Sachant que l'être humain est un homme de progrès et qu'il accumule depuis des décennies des objets aussi indispensables que futiles, Alain Bertrand a décidé d'en faire un catalogue pour mieux révéler la vacuité de notre société.

Sous forme d'inventaire, il détaille nos habitudes consuméristes. Chaque chapitre fixe son objectif sur l'un des ces objets devenus cultes. En plus de ceux sus-nommés, il ne faut pas oublier l'ordinateur, la pince à linge, le kärcher, le frigo américain ou le micro-onde.

Depuis que l'homme est homme, il s'est lancé tête première dans une course au progrès. Mais est-ce réellement un bénéfice? N'est-on pas devenus les esclaves modernes de nos propres inventions?

Avec humour et parfois poésie, Alain Bertrand dissèque chacun de ces engins de torture.
Cet ouvrage n'est pas un roman, mais bien un catalogue. Laissez-donc au vestiaire vos habitudes de lecteurs compulsifs : une lecture sans pause de la première à la dernière page vous menacerait d'indigestion.
Comme toute gourmandise, il faut en user avec parcimonie. Je vous conseille donc de lui trouver une place de choix, un endroit où vous pourrez venir le consulter de temps à autre, en fonction de vos envies :
Vous rentrez trempés par l'orage que Météo France n'avait pas prévu, une occasion rêvée de consulter le chapitre « parapluie », suivi de celui sur « Le parasol » pour vous remonter le moral.
Une chaussette rouge s'est perdue dans votre lessive de blanc, vite, ouvrez le livre à la page 55 consacrée au « Lave-linge ».
Des envies de meurtres? Ne vous inquiétez pas, Alain Bertrand à pensé à vous en rédigeant le chapitre « La hache ».
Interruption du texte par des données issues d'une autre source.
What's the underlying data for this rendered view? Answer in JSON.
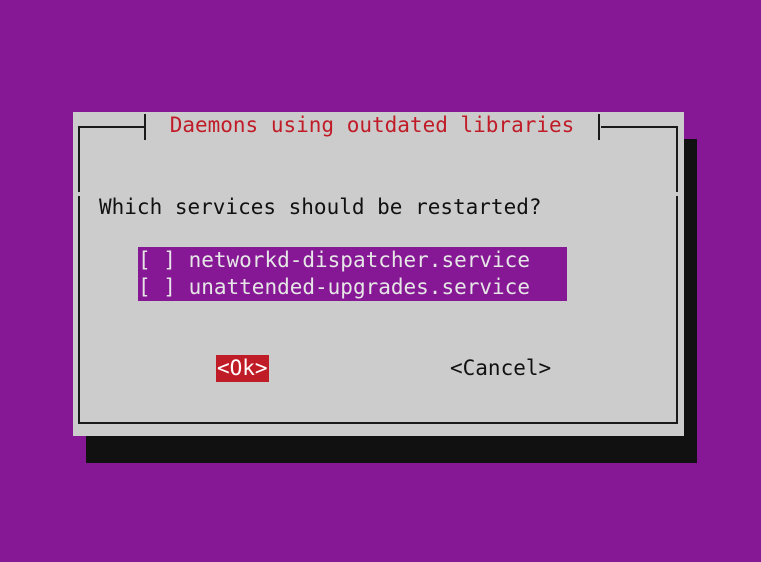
{
  "dialog": {
    "title": "Daemons using outdated libraries",
    "prompt": "Which services should be restarted?",
    "services": [
      {
        "checkbox": "[ ]",
        "label": "networkd-dispatcher.service",
        "checked": false
      },
      {
        "checkbox": "[ ]",
        "label": "unattended-upgrades.service",
        "checked": false
      }
    ],
    "buttons": {
      "ok": "<Ok>",
      "cancel": "<Cancel>"
    }
  },
  "colors": {
    "background": "#861795",
    "dialog": "#cccccc",
    "title_text": "#c01c28",
    "focused_button": "#c01c28",
    "list_background": "#861795",
    "shadow": "#111111"
  }
}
Vous l'aurez compris, ce livre est un peu à part. Ni un roman, ni un dictionnaire. Des miscellanées acides de notre 21ème siècle. A consommer avec modération, bien sûr. ;)

Extrait :

La machine à café

La machine à café est une vache à lait sans le fumet de la campagne. Pas de mouches tout autour, mais une nuée de fonctionnaires qui cherchent une pièce de monnaie au fond de leur poche. La vache, elle, mâche de l'herbe et fait mousser le seau. La machine, après sélection chimique, grogne et produit un jet brunâtre. Dans le pré, le jet susciterait la grimace, même chez un écologiste. Mais là, dans la salle des professeurs, les yeux cillent d'un contentement rituel tandis que que les doigts réduisent la surface de contact avec le gobelet dans le but légitime d'éviter la surchauffe précédant l'incapacité de travail.
Hors de la file, sacrebleu! File allongée par tous les candidats à l'ulcère du duodénum.
La machine à café répand son haleine de synthèse; on cause, de soi devant la télé, la classe ou la couche-culotte de bébé.
Les collègues? En parler, certes, mais exclusivement pour s'en plaindre.
C'est le gémissement qui maintient debout l'Éducation nationale.
Et s'il n'y avait pas la pause café pour se laver de tout, il ne resterait rien qu'une odeur de craie et de sueur froide.
Dans ces conditions, le gobelet en plastique tient lieu de conseiller pédagogique. Sa tiédeur dans la paume transmet un peu de cette flamme dont l'homme manque parfois devant le tableau noir. La vache, par contre, étoile le seau du soir d'une blancheur cordiale.
Son lait fait l'Edam, les bonnes dents et les os en béton, gronde le maître au-dessus de la tempête blonde.
Alors que l'école fabrique le cancre et la dépression nerveuse.
Et que disent les statistiques?
Dans les écoles où la machine remplit son rôle de proximité, la déprime frappe moins qu'ailleurs. Par conséquent, le ministère de l'Éducation nationale encourage les directeurs d'écoles à multiplier les machines à café. Par décret, on autorisera l'enseignant au bord de la crise de nerfs à user du réconfort de ladite machine – ceci dans un but exclusivement pédagogique.
L'inspection académique recommande à l'enseignant de se mettre lui-même à la porte de la classe, puis de prendre son café avec un nuage de lait en attendant les secours.
Cette mesure n'exclut pas l'étude de l'orthographe, du calcul et de la vache qui est un mammifère à cornes mais aussi la femelle du taureau et la mère du veau.